Extreme Poisson's Ratios of Honeycomb, Re-Entrant, and Zig-Zag Crystals of Binary Hard Discs

Two-dimensional (2D) crystalline structures based on a honeycomb geometry are analyzed by computer simulations using the Monte Carlo method in the isobaric-isothermal ensemble. The considered crystals are formed by hard discs (HD) of two different diameters which are very close to each other. In contrast to equidiameter HD, which crystallize into a homogeneous solid which is elastically isotropic due to its six-fold symmetry axis, the systems studied in this work contain artificial patterns and can be either isotropic or anisotropic.
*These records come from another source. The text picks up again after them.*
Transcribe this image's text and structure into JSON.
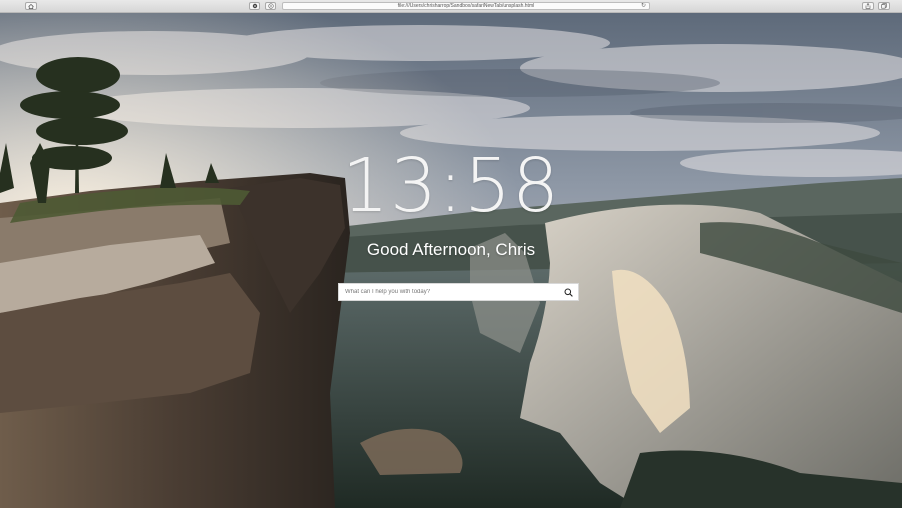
{
  "browser": {
    "url": "file:///Users/chrisharrop/Sandbox/safariNewTab/unsplash.html",
    "icons": {
      "home": "home-icon",
      "settings": "gear-icon",
      "extension": "compass-icon",
      "reload": "reload-icon",
      "share": "share-icon",
      "tabs": "tabs-icon"
    }
  },
  "page": {
    "time": "13:58",
    "greeting": "Good Afternoon, Chris",
    "search": {
      "value": "",
      "placeholder": "What can I help you with today?",
      "button_icon": "search-icon"
    }
  }
}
It turns out that the symmetry of the patterns obtained by the appropriate arrangement of two types of discs strongly influences their elastic properties. The Poisson's ratio (PR) of each of the considered structures was studied in two aspects: (a) its dependence on the external isotropic pressure and (b) in the function of the direction angle, in which the deformation of the system takes place, since some of the structures are anisotropic. In order to accomplish the latter, the general analytic formula for the orientational dependence of PR in 2D systems was used. The PR analysis at extremely high pressures has shown that for the vast majority of the considered structures it is approximately direction independent (isotropic) and tends to the upper limit for isotropic 2D systems, which is equal to +1. This is in contrast to systems of equidiameter discs for which it tends to 0.13, i.e., a value almost eight times smaller.